On a conceptual map, the Cannabis Trail starts in Santa Cruz, paying homage to the first medical marijuana dispensing collective, the Wo/Men’s Alliance for Medical Marijuana. The trail will cross to Oakland and weave back to San Francisco, “the epicenter of the cannabis legalization movement,” according to Applegarth. It’s also where Cafe Flore resides, with its history of incubating activism with the likes of Dennis Peron, known as the father of medical marijuana, and Brownie Mary, who drew attention to AIDS patient access, and was an ardent activist for decriminalization. From the city, the trail nudges you north to San Rafael, home of the 4:20 legend and its requisite statue.

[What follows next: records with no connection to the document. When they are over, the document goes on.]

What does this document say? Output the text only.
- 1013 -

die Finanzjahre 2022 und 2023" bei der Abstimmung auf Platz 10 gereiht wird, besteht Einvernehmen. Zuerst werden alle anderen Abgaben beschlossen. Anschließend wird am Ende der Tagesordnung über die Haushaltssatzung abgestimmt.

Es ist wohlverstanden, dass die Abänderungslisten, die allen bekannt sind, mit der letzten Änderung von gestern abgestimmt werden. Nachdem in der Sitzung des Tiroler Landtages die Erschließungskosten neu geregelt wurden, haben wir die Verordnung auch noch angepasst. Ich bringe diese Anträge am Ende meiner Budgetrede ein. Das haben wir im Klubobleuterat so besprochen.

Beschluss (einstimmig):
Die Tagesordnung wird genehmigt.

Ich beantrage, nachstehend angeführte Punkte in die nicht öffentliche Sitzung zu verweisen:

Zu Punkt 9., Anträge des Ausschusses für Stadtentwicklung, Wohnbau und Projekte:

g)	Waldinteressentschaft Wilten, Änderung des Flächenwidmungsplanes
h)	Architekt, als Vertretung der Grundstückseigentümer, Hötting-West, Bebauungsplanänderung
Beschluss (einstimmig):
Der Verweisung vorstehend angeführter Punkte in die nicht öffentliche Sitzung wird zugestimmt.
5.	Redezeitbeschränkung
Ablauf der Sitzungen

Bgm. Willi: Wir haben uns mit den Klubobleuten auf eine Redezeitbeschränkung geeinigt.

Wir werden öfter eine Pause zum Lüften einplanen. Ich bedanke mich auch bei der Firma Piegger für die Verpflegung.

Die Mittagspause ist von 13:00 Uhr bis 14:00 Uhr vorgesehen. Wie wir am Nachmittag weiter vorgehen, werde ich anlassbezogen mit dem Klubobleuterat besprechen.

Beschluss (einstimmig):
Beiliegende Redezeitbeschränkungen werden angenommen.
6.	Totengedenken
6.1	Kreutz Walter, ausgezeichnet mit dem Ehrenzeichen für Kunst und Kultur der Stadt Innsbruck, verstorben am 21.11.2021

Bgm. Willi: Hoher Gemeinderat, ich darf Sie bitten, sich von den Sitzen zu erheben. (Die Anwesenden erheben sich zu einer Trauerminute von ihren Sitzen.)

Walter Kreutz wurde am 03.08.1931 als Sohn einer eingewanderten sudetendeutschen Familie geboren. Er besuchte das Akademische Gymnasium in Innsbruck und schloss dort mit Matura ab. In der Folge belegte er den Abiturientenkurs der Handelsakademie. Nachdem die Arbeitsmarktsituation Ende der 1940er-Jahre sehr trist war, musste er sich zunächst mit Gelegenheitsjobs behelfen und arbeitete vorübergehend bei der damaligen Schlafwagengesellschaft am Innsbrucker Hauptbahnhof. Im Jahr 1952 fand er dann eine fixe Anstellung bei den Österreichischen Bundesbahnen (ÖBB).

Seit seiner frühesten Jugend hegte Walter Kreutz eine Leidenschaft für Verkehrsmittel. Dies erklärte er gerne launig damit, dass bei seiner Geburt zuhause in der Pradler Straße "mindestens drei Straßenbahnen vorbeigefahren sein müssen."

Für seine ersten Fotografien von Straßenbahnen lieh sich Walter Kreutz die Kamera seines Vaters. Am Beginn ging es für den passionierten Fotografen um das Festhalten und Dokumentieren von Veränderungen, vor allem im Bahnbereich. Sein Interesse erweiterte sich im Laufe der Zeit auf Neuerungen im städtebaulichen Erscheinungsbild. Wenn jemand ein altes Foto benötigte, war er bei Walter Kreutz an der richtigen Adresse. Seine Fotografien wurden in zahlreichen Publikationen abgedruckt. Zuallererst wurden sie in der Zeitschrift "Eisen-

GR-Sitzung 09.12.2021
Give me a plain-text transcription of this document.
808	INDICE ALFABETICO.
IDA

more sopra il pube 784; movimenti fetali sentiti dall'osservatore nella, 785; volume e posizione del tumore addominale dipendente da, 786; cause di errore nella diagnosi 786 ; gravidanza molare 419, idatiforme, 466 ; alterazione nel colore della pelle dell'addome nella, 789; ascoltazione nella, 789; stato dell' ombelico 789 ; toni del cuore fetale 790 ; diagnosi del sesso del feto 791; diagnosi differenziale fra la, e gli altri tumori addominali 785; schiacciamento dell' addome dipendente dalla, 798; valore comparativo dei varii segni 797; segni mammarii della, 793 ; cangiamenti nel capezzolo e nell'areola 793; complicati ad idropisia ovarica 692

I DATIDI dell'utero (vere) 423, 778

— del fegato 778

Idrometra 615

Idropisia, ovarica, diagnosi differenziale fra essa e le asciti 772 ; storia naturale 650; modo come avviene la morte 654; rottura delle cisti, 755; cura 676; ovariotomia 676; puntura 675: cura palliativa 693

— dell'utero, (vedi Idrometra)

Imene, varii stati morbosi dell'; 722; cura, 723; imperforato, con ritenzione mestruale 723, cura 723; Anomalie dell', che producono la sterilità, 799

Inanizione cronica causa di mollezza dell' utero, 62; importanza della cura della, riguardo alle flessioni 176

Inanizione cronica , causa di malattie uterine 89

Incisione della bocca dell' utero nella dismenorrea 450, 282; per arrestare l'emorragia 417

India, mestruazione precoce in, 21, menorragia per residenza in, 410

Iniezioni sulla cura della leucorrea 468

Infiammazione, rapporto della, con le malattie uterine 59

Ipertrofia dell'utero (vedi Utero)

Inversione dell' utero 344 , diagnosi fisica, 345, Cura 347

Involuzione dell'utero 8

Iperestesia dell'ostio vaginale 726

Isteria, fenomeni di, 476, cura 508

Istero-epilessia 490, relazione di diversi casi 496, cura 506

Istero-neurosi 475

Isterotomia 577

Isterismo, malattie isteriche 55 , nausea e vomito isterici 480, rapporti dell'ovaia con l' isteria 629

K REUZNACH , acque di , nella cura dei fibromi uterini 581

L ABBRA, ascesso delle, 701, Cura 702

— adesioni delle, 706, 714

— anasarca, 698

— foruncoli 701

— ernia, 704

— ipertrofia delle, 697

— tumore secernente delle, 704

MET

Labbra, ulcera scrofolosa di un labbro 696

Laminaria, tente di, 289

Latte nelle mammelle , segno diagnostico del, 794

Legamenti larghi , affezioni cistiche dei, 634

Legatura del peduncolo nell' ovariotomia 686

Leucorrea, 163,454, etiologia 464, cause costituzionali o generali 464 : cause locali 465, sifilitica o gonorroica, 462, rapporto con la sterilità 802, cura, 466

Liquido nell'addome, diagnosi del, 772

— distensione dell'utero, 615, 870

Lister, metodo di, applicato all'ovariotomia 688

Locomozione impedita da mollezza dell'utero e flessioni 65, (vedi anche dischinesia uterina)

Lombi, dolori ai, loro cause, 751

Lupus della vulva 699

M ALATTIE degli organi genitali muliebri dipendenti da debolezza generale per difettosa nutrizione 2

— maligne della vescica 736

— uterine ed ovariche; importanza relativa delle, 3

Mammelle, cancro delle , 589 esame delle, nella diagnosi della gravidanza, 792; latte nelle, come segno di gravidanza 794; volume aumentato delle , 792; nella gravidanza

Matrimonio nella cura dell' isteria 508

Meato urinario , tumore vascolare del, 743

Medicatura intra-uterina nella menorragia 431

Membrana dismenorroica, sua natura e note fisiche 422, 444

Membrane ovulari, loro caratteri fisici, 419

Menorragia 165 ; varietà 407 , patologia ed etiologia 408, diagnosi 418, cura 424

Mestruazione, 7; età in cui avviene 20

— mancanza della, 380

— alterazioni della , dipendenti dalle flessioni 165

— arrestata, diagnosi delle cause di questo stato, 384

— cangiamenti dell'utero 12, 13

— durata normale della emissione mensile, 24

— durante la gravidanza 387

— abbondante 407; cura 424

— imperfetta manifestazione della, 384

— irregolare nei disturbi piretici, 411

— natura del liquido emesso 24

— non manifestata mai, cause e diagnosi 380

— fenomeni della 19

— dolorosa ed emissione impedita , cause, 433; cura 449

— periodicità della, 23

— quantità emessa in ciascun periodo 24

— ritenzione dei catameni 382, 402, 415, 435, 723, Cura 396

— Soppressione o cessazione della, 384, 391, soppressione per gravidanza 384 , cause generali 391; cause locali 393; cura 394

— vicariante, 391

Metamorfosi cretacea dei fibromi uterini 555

Next we head to the “Emerald Gateway” region, otherwise known as Sonoma County, which includes the Russian River Valley, or “Kush Valley,” stretching from the coast towards Guerneville. The trail will continue north to the Emerald Triangle, the well-known gem covering Mendocino, Humboldt and Trinity counties. Applegarth hopes to have an art installation at the junction of all three counties. The Cannabis Trail organization is adamant about educating people on how the hippie trail and the back-to-the-land migration of the 1960s and 70s essentially brought cannabis cultivation north.
Here in Humboldt County, Huckleberry Hills Farm outside Garberville and the Hemp Connection in Garberville are the two most recent additions to the trail. The story of each place parallels stories of many others in the region. Huckleberry Hills Farm, owned by Johnny Casali, is a second-generation cannabis farm that suffered setbacks when Casali was imprisoned in the 1990s, serving eight years. Today the farm is the first of its kind to have a tourism license, its landscaped property welcoming outsiders and providing an opportunity to understand its crops and complex history. They have hosted several groups already and aim for more in the future. The Hemp Connection, owned by Marie Mills, was the first hemp clothing store in the United States. When Mills was challenged to remove her sign featuring a marijuana leaf, she stood her ground and won. This landmark “represents bravery, self-reliance, life off the grid and sustainability,” says Applegarth.
The Cannabis Trail has a lot of ground to cover but plenty of time to do so over the coming years. It will focus not only on places that are important to the Northern California economy, but also the communities and individuals who have been instrumental to the progress and process. Where once there were 10-year jail sentences, there are now tourism permits and second-generation farmers. Where there were years of land degradation, there are now healthy streams and ponds, with much more restoration work to be done. Specialty strains that were bred with military helicopters overhead are now passed down to the next generation and included in top-dollar marketing campaigns via Willie Nelson. It’s been a wild ride. And more cultural history lessons along this multi-day, meandering drive are coming down the trail.